As the owner of a local engine rebuilding service, Chris Ingram regularly comes into contact with residents from each Wagga suburb and surrounding town.
Through these conversations with people from all walks of life, he feels as though he has a firm grip on the most prevalent issues across the community.
Mr Ingram is one of the six candidates on the Clean Out Council ticket, led by Wagga Boat Club commodore Mick Henderson.
Born in Wagga, the 38-year-old has lived in the city his whole life and took over his family business Ingrams Automotive in 2013 after working for a few years as a spray painter in a local auto shop.
The proud husband and father of two is running in the local government election to help create a better Wagga for his children to grow up in and because he believes he can be a voice for the community.
"I've got two little kids and a third due in January and I want them to see there is prosperity for this city in the future because at the moment it feels like we're just sitting here doing nothing," Mr Ingram said.
"You see other small communities where people are always moving and their kids are leaving to Sydney or Melbourne because there's actually things to do there.
"We're the biggest inland city in NSW and I want my kids to choose to stay here and have pride in being from Wagga."
The engine reconditioner said the key to making Wagga more appealing to young people is to create more things for them to do on the weekends and during holidays.
"We travel out of town for Christmas every year and go to Canberra or Lake Talbot just so they can go play in splash parks and do things because there's nothing here for them to do," he said.
"We've got to listen to the young people and not just assume what they want.
"We should go out and ask them what they want to see in the city and then take that on board and apply that."
Through his work with local mechanics, Mr Ingram said he regularly hears stories about how poor the condition of Wagga's roads are and he is pushing for improvements to the general infrastructure.

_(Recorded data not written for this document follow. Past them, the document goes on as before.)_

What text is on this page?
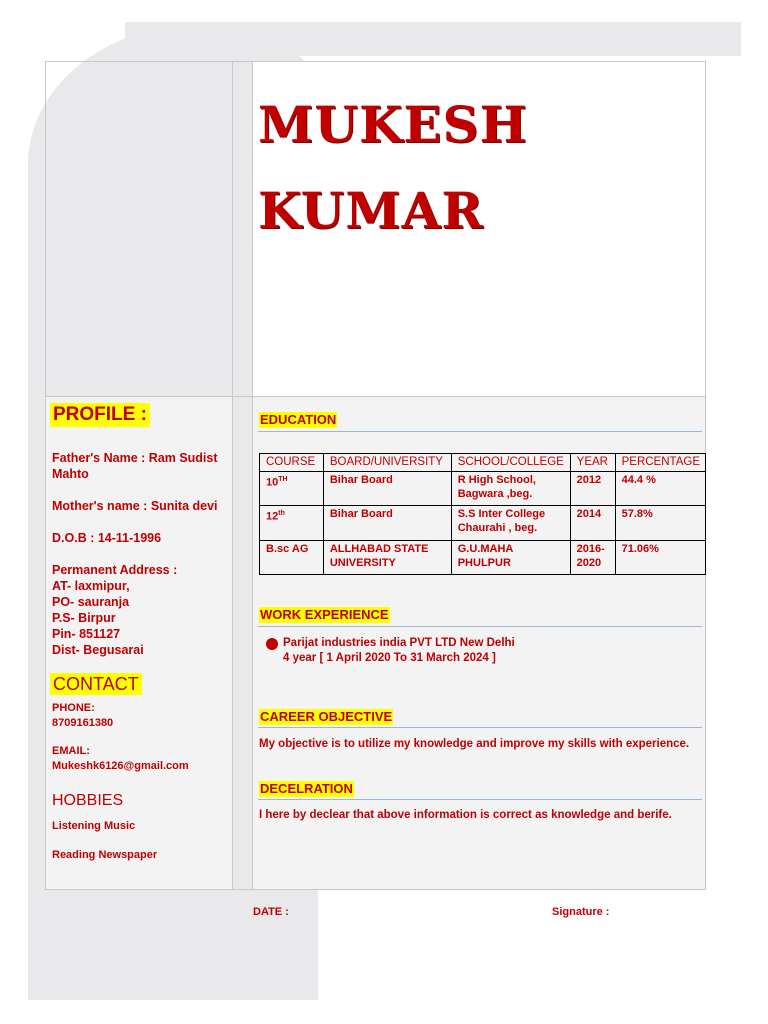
MUKESH
KUMAR
PROFILE :
Father's Name : Ram Sudist
Mahto
Mother's name : Sunita devi
D.O.B : 14-11-1996
Permanent Address :
AT- laxmipur,
PO- sauranja
P.S- Birpur
Pin- 851127
Dist- Begusarai
CONTACT
PHONE:
8709161380
EMAIL:
Mukeshk6126@gmail.com
HOBBIES
Listening Music
Reading Newspaper
EDUCATION
COURSE	BOARD/UNIVERSITY	SCHOOL/COLLEGE	YEAR	PERCENTAGE
10TH	Bihar Board	R High School, Bagwara ,beg.	2012	44.4 %
12th	Bihar Board	S.S Inter College Chaurahi , beg.	2014	57.8%
B.sc AG	ALLHABAD STATE UNIVERSITY	G.U.MAHA PHULPUR	2016-2020	71.06%
WORK EXPERIENCE
Parijat industries india PVT LTD New Delhi
4 year [ 1 April 2020 To 31 March 2024 ]
CAREER OBJECTIVE
My objective is to utilize my knowledge and improve my skills with experience.
DECELRATION
I here by declear that above information is correct as knowledge and berife.
DATE :	Signature :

He said the city's roads should be getting redone far more regularly than they currently are to respond to the growing number of cars using them.
"The turnover at the moment for a full revamp of a road is about 30 to 50 years and that needs to be looked at," Mr Ingram said.
"The population is getting bigger, the roads are getting used more and I think the timeframe of revamping needs to be lowered because of that."
Mr Ingram would also like to see speed limits changed less regularly to stop residents being unfairly punished by speed cameras.
"If we all knew the speed limit was 60km/h on a road then we'd all stick to that but when it's chopping and changing people get confused and get caught out," he said.
In the lead up to this year's election, The Daily Advertiser has profiled the candidates looking to secure a spot on Wagga City Council.